Ci siamo sorpresi entrambi del nostro stupore. E il diario? chiedo io, così come avrei potuto dire hai preso la merenda, hai chiuso la porta, prendi il golf che fa freddo, tutte quelle inutili cose che diciamo noi mamme e che potremmo evitare benissimo (lo sappiamo eccome se lo sappiamo), ma che non riusciamo a non pronunciare salvo poi morderci la lingua una volta dette…
È che a volte, anzi spesso, ci troviamo a fare quelle domande che si chiamano «retoriche» proprio perché non hanno bisogno di una risposta: già la conosci. E in questo caso, già lo sai che sarà una cosa tra il mugugno e lo sbruffo con lo sguardo tra l’infastidito e l’interrogativo.
Invece la risposta c’è stata. Ed è stata una domanda: quale diario, mamma?
Oibò.
Ma come «quale diario»? Il diario, d-i-a-r-i-o, il diario di scuola, quello che tutti gli anni, ogni anno da anni ogni bravo o non bravo studente senza distinzioni di genere o status, compra insieme ai libri, anzi prima ancora dei libri. Da che scuola è scuola, generazioni di ragazzi hanno speso ore o si sono innamorati al primo colpo, scegliendo tra pile di libretti con le copertine colorate e con i fumetti, con le frasi per sognare, le battute per ridere.
Insomma dai… il diario.

La scelta è un rito, parla dell’anno che verrà, di quello che sei e di chi vorrai essere, è come decidere il compagno di banco che neanche quello ti scegli più. È un altro degli strascichi del Covid: il virus s’è mangiato pure i diari. Il caro diario è diventato il caro estinto. Non servono. Cioè, magari per chi è alle elementari e anche alle medie forse ancora sì, ma alle superiori è sparito, proprio alle superiori dove il diario diventa davvero quello che è. Che non ha niente a che vedere con i compiti da segnare. Per carità ci sono anche quelli, ma «anche».

Tra le pagine dei diari di scuola sono nati e finiti amori mai vissuti, sono nascosti sfoghi e parolacce. Il diario è l’evasione dalla classe mentre il prof parla e parla e parla e parla, è scarabocchi e ammiccamenti, il luogo segreto, lo spazio personale in luogo pubblico.

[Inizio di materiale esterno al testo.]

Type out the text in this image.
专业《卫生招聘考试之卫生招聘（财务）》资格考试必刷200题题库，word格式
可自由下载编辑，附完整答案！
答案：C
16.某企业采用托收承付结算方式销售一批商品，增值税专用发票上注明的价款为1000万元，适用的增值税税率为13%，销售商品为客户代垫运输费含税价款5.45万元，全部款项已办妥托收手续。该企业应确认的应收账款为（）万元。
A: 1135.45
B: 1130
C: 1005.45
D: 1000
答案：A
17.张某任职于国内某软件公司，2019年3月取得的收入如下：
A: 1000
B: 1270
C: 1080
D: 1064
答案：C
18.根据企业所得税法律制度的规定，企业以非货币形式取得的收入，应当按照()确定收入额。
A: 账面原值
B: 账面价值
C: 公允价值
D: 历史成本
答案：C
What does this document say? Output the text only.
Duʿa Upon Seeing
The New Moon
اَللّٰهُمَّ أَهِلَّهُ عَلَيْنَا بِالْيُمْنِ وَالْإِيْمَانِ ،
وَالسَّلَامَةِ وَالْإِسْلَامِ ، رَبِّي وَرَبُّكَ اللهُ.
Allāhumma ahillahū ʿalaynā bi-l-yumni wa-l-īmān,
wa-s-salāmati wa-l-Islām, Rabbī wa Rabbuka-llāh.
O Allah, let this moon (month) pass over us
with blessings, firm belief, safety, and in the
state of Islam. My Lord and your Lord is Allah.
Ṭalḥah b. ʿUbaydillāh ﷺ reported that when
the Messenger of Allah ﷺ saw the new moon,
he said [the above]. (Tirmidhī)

E poi è anche «portami il diario», con le comunicazioni scuola-famiglia, cioè le note. «Suo figlio non era attento», «non aveva fatto i compiti» si prega restituire con firma del genitore. Bastavano quelle due righe e addio uscite, sabati sera, via il telefono, play e compagnia bella (o brutta). La vita del diario era diventata già un po’ precaria quando il registro elettronico si è imposto in classe. Il covid gli ha dato la botta finale: annientato.

D’altronde a che serve adesso? risponde lo studente poco romantico tornato in presenza dopo due anni vissuti poco pericolosamente quasi interamente on line, ma ormai abituato a visualizzare i compiti in «bacheca», con le note in arrivo con un bip sullo smartphone, il registro che segna in tempo reale le assenze anche per il minuto di ritardo e i compiti inviati in formato pdf o jpg su piattaforme tecnologiche. Già a che serve?

Effettivamente è tutto più efficiente e più trasparente, forse anche fin troppo alla luce del sole. A partire dal primo giorno di prima superiore quando le facce dei compagni le conosci tutte perché con la lista dei cognomi in mano è partito il tam tam su Instagram e ti sei già spoilerato la più carina o il più figo. I voti arrivano con un clic e li sanno prima i genitori dei figli. Impossibile tenere nascosto un 3 figuriamoci poi balzare un giorno di scuola. Sgamati subito, e forse, anzi sicuramente, è un bene ma mette un po’ di tristezza perché chi non aveva mai balzato un compito prima di arrivare all’ultimo anno di liceo, ai nostri tempi, non era considerato poi mica tanto normale.

È la nuova scuola bellezza. Più tecnologica, più efficiente, più trasparente più molte cose meno una: per dirla alla Kierkegaard forse più un problema da risolvere che non un mistero da vivere.